State Farm Canada announced this past April that 80% of Canadians surveyed said they were concerned about people driving under the influence of marijuana.

Legislation before a Senate committee, Bill C-46, would give police the power to use roadside drug screeners where they have reasonable suspicion that a driver has drugs in his or her body. The federal government proposes to make it an offence to have more than two nanograms for milliliter of Tetrahydrocannabinol (THC) in one’s blood.

If passed into law, Bill C-46 would give police officer the power to demand saliva samples if they stop drivers and have “reasonable suspicion that the driver had drugs in their body,” Senator Gwen Boniface said in November during second reading.

“The oral fluid is collected by inserting a small, hand-held device into the mouth of a driver,” she said. The sample would be tested for cannabis, cocaine and methamphetamine, Boniface told the Senate, adding the test results would only include whether or not the drug is present, rather than indicate the amount of drug present in the person’s body.

The screening devices do “not signal impairment but instead is suggestive that drugs may have been recently consumed,” Boniface added. “If the results of the drug screener indicate that drugs are present in the body, it would assist the police officer in developing the reasonable grounds to believe a drug-impaired driving offence has been committed” and possibly lead to a blood test.

Bill C-46 was referred Dec. 14 to the Standing Senate Committee on Legal and Constitutional Affairs.

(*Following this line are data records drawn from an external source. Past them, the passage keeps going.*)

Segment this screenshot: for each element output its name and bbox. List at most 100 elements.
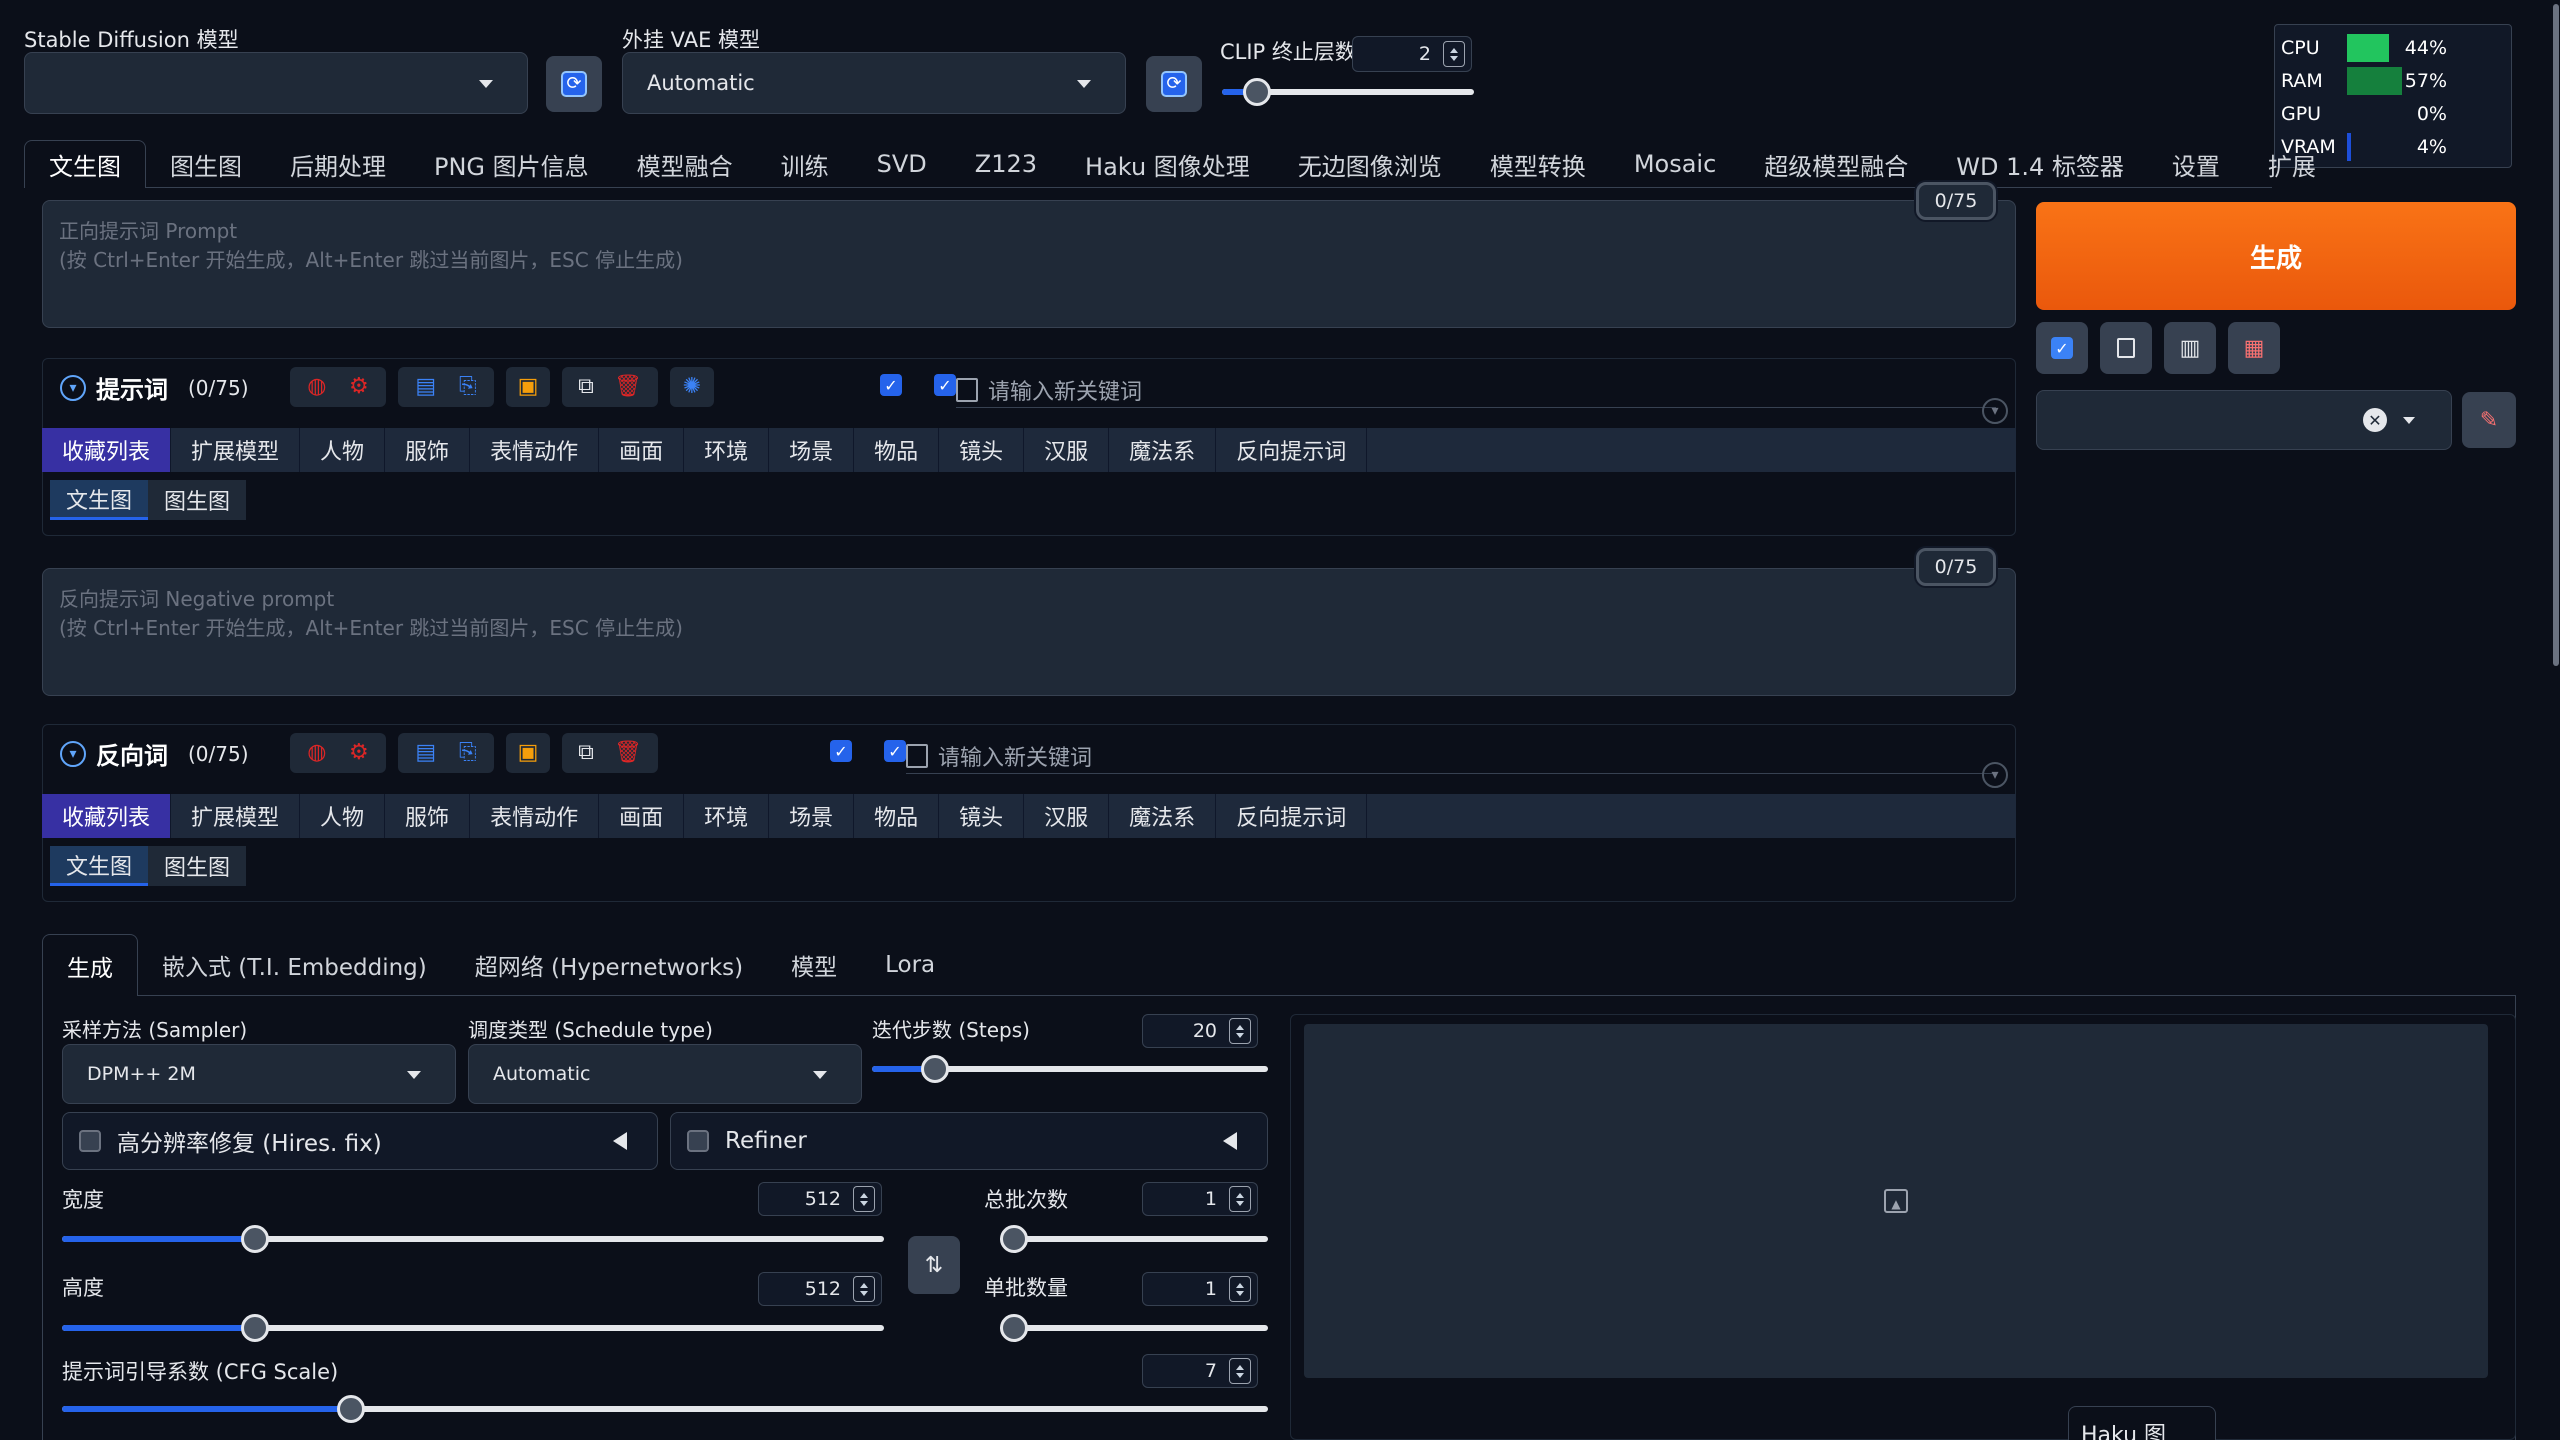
tab-12[interactable]: 超级模型融合 xyxy=(1740,140,1932,188)
tab-3[interactable]: PNG 图片信息 xyxy=(410,140,613,188)
category-tab[interactable]: 人物 xyxy=(300,428,386,472)
tab-6[interactable]: SVD xyxy=(853,140,951,188)
stepper-icon[interactable] xyxy=(1229,1276,1251,1302)
import-button[interactable]: ▣ xyxy=(506,367,550,407)
tab-9[interactable]: 无边图像浏览 xyxy=(1274,140,1466,188)
category-tab[interactable]: 场景 xyxy=(769,794,855,838)
category-tab[interactable]: 服饰 xyxy=(385,794,471,838)
copy-clear-button[interactable]: ⧉ 🗑 xyxy=(562,733,658,773)
stepper-icon[interactable] xyxy=(853,1186,875,1212)
history-button[interactable]: ▤ ⎘ xyxy=(398,367,494,407)
tab-14[interactable]: 设置 xyxy=(2148,140,2244,188)
tab-4[interactable]: 模型融合 xyxy=(613,140,757,188)
width-slider[interactable] xyxy=(62,1225,884,1253)
category-tab[interactable]: 画面 xyxy=(599,794,685,838)
trash-button[interactable]: ▥ xyxy=(2164,322,2216,374)
copy-clear-button[interactable]: ⧉ 🗑 xyxy=(562,367,658,407)
tab-11[interactable]: Mosaic xyxy=(1610,140,1740,188)
lower-tab-3[interactable]: 模型 xyxy=(767,934,861,996)
stepper-icon[interactable] xyxy=(1229,1018,1251,1044)
tab-0[interactable]: 文生图 xyxy=(24,140,146,188)
cfg-slider[interactable] xyxy=(62,1395,1268,1423)
category-tab[interactable]: 表情动作 xyxy=(470,794,600,838)
batch-count-slider[interactable] xyxy=(1000,1225,1268,1253)
category-tab[interactable]: 汉服 xyxy=(1024,794,1110,838)
collapse-icon[interactable]: ▾ xyxy=(60,740,86,767)
clear-icon[interactable]: ✕ xyxy=(2363,408,2387,432)
category-tab[interactable]: 物品 xyxy=(854,794,940,838)
category-tab[interactable]: 场景 xyxy=(769,428,855,472)
schedule-select[interactable]: Automatic xyxy=(468,1044,862,1104)
tab-7[interactable]: Z123 xyxy=(951,140,1061,188)
slider-handle[interactable] xyxy=(241,1225,270,1253)
category-tab[interactable]: 服饰 xyxy=(385,428,471,472)
prompt-keyword-input[interactable]: 请输入新关键词 xyxy=(956,372,1996,408)
enable-checkbox[interactable]: ✓ xyxy=(830,740,852,762)
lower-tab-0[interactable]: 生成 xyxy=(42,934,138,996)
style-clipboard-button[interactable]: ▦ xyxy=(2228,322,2280,374)
tab-2[interactable]: 后期处理 xyxy=(266,140,410,188)
category-tab[interactable]: 魔法系 xyxy=(1109,794,1217,838)
lower-tab-1[interactable]: 嵌入式 (T.I. Embedding) xyxy=(138,934,451,996)
lower-tab-4[interactable]: Lora xyxy=(861,934,959,996)
edit-styles-button[interactable]: ✎ xyxy=(2462,392,2516,448)
tab-10[interactable]: 模型转换 xyxy=(1466,140,1610,188)
clip-skip-input[interactable]: 2 xyxy=(1352,36,1472,72)
category-tab[interactable]: 物品 xyxy=(854,428,940,472)
negative-keyword-input[interactable]: 请输入新关键词 xyxy=(906,738,1996,774)
expand-icon[interactable]: ▾ xyxy=(1982,398,2008,424)
height-slider[interactable] xyxy=(62,1314,884,1342)
slider-handle[interactable] xyxy=(1000,1225,1028,1253)
steps-slider[interactable] xyxy=(872,1055,1268,1083)
scrollbar-track[interactable] xyxy=(2552,0,2560,1440)
refiner-checkbox[interactable] xyxy=(687,1130,709,1152)
generate-button[interactable]: 生成 xyxy=(2036,202,2516,310)
paste-button[interactable]: ✓ xyxy=(2036,322,2088,374)
category-tab[interactable]: 表情动作 xyxy=(470,428,600,472)
category-tab[interactable]: 画面 xyxy=(599,428,685,472)
refresh-vae-button[interactable]: ⟳ xyxy=(1146,56,1202,112)
history-button[interactable]: ▤ ⎘ xyxy=(398,733,494,773)
category-tab[interactable]: 镜头 xyxy=(939,794,1025,838)
slider-handle[interactable] xyxy=(1000,1314,1028,1342)
translate-button[interactable]: ◍ ⚙ xyxy=(290,733,386,773)
image-gallery[interactable]: ▲ xyxy=(1304,1024,2488,1378)
tab-1[interactable]: 图生图 xyxy=(146,140,266,188)
batch-size-slider[interactable] xyxy=(1000,1314,1268,1342)
tab-8[interactable]: Haku 图像处理 xyxy=(1061,140,1274,188)
enable-checkbox[interactable]: ✓ xyxy=(880,374,902,396)
swap-dimensions-button[interactable]: ⇅ xyxy=(908,1236,960,1294)
prompt-helper-header[interactable]: ▾ 提示词 (0/75) xyxy=(60,370,249,405)
batch-size-input[interactable]: 1 xyxy=(1142,1272,1258,1306)
negative-prompt-textarea[interactable]: 反向提示词 Negative prompt (按 Ctrl+Enter 开始生成… xyxy=(42,568,2016,696)
slider-handle[interactable] xyxy=(1243,78,1272,106)
category-tab[interactable]: 魔法系 xyxy=(1109,428,1217,472)
sub-tab[interactable]: 文生图 xyxy=(50,846,149,886)
haku-tab[interactable]: Haku 图 xyxy=(2068,1406,2216,1440)
category-tab[interactable]: 人物 xyxy=(300,794,386,838)
refresh-sd-model-button[interactable]: ⟳ xyxy=(546,56,602,112)
enable-keyword-checkbox[interactable]: ✓ xyxy=(934,374,956,396)
tab-13[interactable]: WD 1.4 标签器 xyxy=(1932,140,2148,188)
clear-prompt-button[interactable] xyxy=(2100,322,2152,374)
category-tab[interactable]: 反向提示词 xyxy=(1216,794,1368,838)
expand-icon[interactable]: ▾ xyxy=(1982,762,2008,788)
category-tab[interactable]: 收藏列表 xyxy=(42,428,172,472)
hires-fix-accordion[interactable]: 高分辨率修复 (Hires. fix) xyxy=(62,1112,658,1170)
category-tab[interactable]: 环境 xyxy=(684,794,770,838)
stepper-icon[interactable] xyxy=(853,1276,875,1302)
slider-handle[interactable] xyxy=(921,1055,950,1083)
category-tab[interactable]: 收藏列表 xyxy=(42,794,172,838)
slider-handle[interactable] xyxy=(337,1395,366,1423)
batch-count-input[interactable]: 1 xyxy=(1142,1182,1258,1216)
ai-button[interactable]: ✺ xyxy=(670,367,714,407)
category-tab[interactable]: 汉服 xyxy=(1024,428,1110,472)
sub-tab[interactable]: 图生图 xyxy=(148,846,246,886)
refiner-accordion[interactable]: Refiner xyxy=(670,1112,1268,1170)
translate-button[interactable]: ◍ ⚙ xyxy=(290,367,386,407)
sub-tab[interactable]: 图生图 xyxy=(148,480,246,520)
stepper-icon[interactable] xyxy=(1443,41,1465,67)
category-tab[interactable]: 扩展模型 xyxy=(171,428,301,472)
sampler-select[interactable]: DPM++ 2M xyxy=(62,1044,456,1104)
height-input[interactable]: 512 xyxy=(758,1272,882,1306)
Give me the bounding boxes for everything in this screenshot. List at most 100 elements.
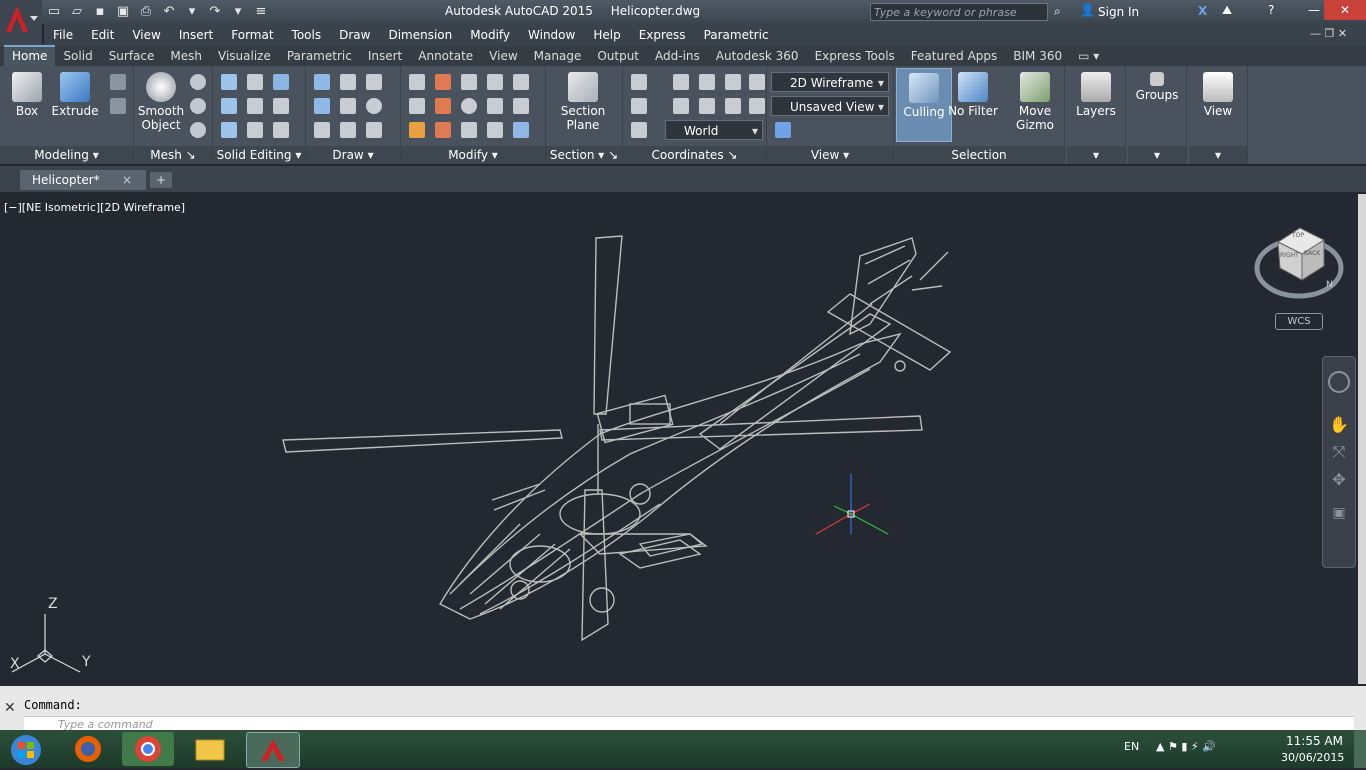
clock-date[interactable]: 30/06/2015 bbox=[1281, 751, 1344, 764]
chrome-taskbar-icon[interactable] bbox=[122, 732, 174, 766]
tab-add-ins[interactable]: Add-ins bbox=[647, 47, 708, 66]
tab-express-tools[interactable]: Express Tools bbox=[807, 47, 903, 66]
file-tab-close-icon[interactable]: × bbox=[122, 170, 132, 190]
firefox-taskbar-icon[interactable] bbox=[62, 732, 114, 766]
menu-view[interactable]: View bbox=[123, 28, 169, 42]
open-icon[interactable]: ▱ bbox=[67, 2, 87, 22]
mesh-smooth-more-icon[interactable] bbox=[190, 98, 206, 114]
wcs-menu-button[interactable]: WCS bbox=[1275, 313, 1323, 330]
redo-icon[interactable]: ↷ bbox=[205, 2, 225, 22]
mesh-sphere-icon[interactable] bbox=[190, 74, 206, 90]
undo-icon[interactable]: ↶ bbox=[159, 2, 179, 22]
show-desktop-button[interactable] bbox=[1354, 730, 1366, 768]
tab-autodesk-360[interactable]: Autodesk 360 bbox=[708, 47, 807, 66]
application-menu-button[interactable] bbox=[0, 0, 42, 46]
tab-featured-apps[interactable]: Featured Apps bbox=[903, 47, 1005, 66]
rotate-3d-icon[interactable] bbox=[435, 74, 451, 90]
ucs-object-icon[interactable] bbox=[631, 98, 647, 114]
menu-insert[interactable]: Insert bbox=[170, 28, 222, 42]
slice-icon[interactable] bbox=[247, 98, 263, 114]
clock-time[interactable]: 11:55 AM bbox=[1286, 734, 1343, 748]
tab-parametric[interactable]: Parametric bbox=[279, 47, 360, 66]
panel-title-mesh[interactable]: Mesh ↘ bbox=[134, 146, 212, 164]
menu-help[interactable]: Help bbox=[584, 28, 629, 42]
autodesk-360-icon[interactable]: ⛰ bbox=[1222, 3, 1232, 18]
extrude-button[interactable]: Extrude bbox=[48, 72, 102, 118]
tab-bim-360[interactable]: BIM 360 bbox=[1005, 47, 1070, 66]
move-icon[interactable] bbox=[461, 74, 477, 90]
command-line-close-icon[interactable]: ✕ bbox=[4, 700, 16, 716]
binoculars-icon[interactable]: ⌕ bbox=[1054, 4, 1061, 19]
fillet-icon[interactable] bbox=[409, 98, 425, 114]
saved-view-select[interactable]: Unsaved View bbox=[771, 96, 889, 117]
vertical-scrollbar[interactable] bbox=[1358, 194, 1366, 684]
sign-in-button[interactable]: Sign In bbox=[1098, 5, 1139, 19]
polyline-icon[interactable] bbox=[340, 98, 356, 114]
stretch-icon[interactable] bbox=[513, 98, 529, 114]
match-properties-icon[interactable] bbox=[409, 122, 425, 138]
customize-qat-icon[interactable]: ≡ bbox=[251, 2, 271, 22]
layers-expand[interactable]: ▾ bbox=[1067, 146, 1125, 164]
panel-title-selection[interactable]: Selection bbox=[894, 146, 1064, 164]
ucs-world-icon[interactable] bbox=[673, 74, 689, 90]
mesh-refine-icon[interactable] bbox=[190, 122, 206, 138]
tab-mesh[interactable]: Mesh bbox=[162, 47, 210, 66]
mirror-3d-icon[interactable] bbox=[435, 122, 451, 138]
plot-icon[interactable]: ⎙ bbox=[136, 2, 156, 22]
save-as-icon[interactable]: ▣ bbox=[113, 2, 133, 22]
move-gizmo-button[interactable]: Move Gizmo bbox=[1008, 72, 1062, 132]
ucs-world-select[interactable]: World bbox=[665, 120, 763, 141]
orbit-icon[interactable]: ✥ bbox=[1323, 470, 1355, 489]
autocad-taskbar-icon[interactable] bbox=[246, 732, 300, 768]
ucs-icon[interactable] bbox=[631, 74, 647, 90]
menu-file[interactable]: File bbox=[44, 28, 82, 42]
menu-edit[interactable]: Edit bbox=[82, 28, 123, 42]
helix-icon[interactable] bbox=[340, 74, 356, 90]
subtract-icon[interactable] bbox=[221, 98, 237, 114]
tab-home[interactable]: Home bbox=[4, 45, 56, 66]
menu-modify[interactable]: Modify bbox=[461, 28, 519, 42]
start-button[interactable] bbox=[0, 732, 56, 766]
explode-icon[interactable] bbox=[513, 74, 529, 90]
arc-icon[interactable] bbox=[366, 74, 382, 90]
menu-dimension[interactable]: Dimension bbox=[379, 28, 461, 42]
thicken-icon[interactable] bbox=[247, 122, 263, 138]
rotate-icon[interactable] bbox=[461, 98, 477, 114]
panel-title-draw[interactable]: Draw ▾ bbox=[306, 146, 400, 164]
pan-icon[interactable]: ✋ bbox=[1323, 415, 1355, 434]
ribbon-options-icon[interactable]: ▭ ▾ bbox=[1070, 47, 1107, 66]
menu-window[interactable]: Window bbox=[519, 28, 584, 42]
extrude-faces-icon[interactable] bbox=[273, 74, 289, 90]
new-icon[interactable]: ▭ bbox=[44, 2, 64, 22]
tab-annotate[interactable]: Annotate bbox=[410, 47, 481, 66]
steering-wheel-icon[interactable] bbox=[1328, 371, 1350, 393]
tab-output[interactable]: Output bbox=[589, 47, 647, 66]
erase-icon[interactable] bbox=[487, 122, 503, 138]
new-tab-button[interactable]: + bbox=[150, 172, 172, 188]
spline-icon[interactable] bbox=[314, 98, 330, 114]
minimize-icon[interactable]: — bbox=[1304, 0, 1324, 20]
culling-button[interactable]: Culling bbox=[896, 68, 952, 142]
trim-icon[interactable] bbox=[409, 74, 425, 90]
presspull-icon[interactable] bbox=[110, 98, 126, 114]
ucs-view-icon[interactable] bbox=[631, 122, 647, 138]
zoom-icon[interactable]: ⤧ bbox=[1323, 442, 1355, 462]
panel-title-solid-editing[interactable]: Solid Editing ▾ bbox=[213, 146, 305, 164]
ucs-z-icon[interactable] bbox=[725, 98, 741, 114]
help-icon[interactable]: ? bbox=[1268, 3, 1274, 17]
menu-express[interactable]: Express bbox=[630, 28, 695, 42]
smooth-object-button[interactable]: Smooth Object bbox=[134, 72, 188, 132]
line-icon[interactable] bbox=[314, 74, 330, 90]
ucs-origin-icon[interactable] bbox=[699, 74, 715, 90]
panel-title-modeling[interactable]: Modeling ▾ bbox=[0, 146, 133, 164]
ucs-3point-icon[interactable] bbox=[749, 98, 765, 114]
panel-title-modify[interactable]: Modify ▾ bbox=[401, 146, 545, 164]
groups-button[interactable]: Groups bbox=[1130, 72, 1184, 102]
tab-visualize[interactable]: Visualize bbox=[210, 47, 279, 66]
view-button[interactable]: View bbox=[1191, 72, 1245, 118]
exchange-apps-icon[interactable]: X bbox=[1198, 4, 1207, 18]
scale-icon[interactable] bbox=[461, 122, 477, 138]
box-button[interactable]: Box bbox=[0, 72, 54, 118]
shell-icon[interactable] bbox=[273, 122, 289, 138]
save-icon[interactable]: ▪ bbox=[90, 2, 110, 22]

The government “has failed to leave enough time for law enforcement agents across the country to properly train and adopt the new screening technologies” that they would need to enforce Bill C-46, said Rachael Harder, Conservative MP for Lethbridge, this past October in the House of Commons. Harder added that THC disappears from the blood within a couple of hours after smoking cannabis but “impairment lasts much longer.”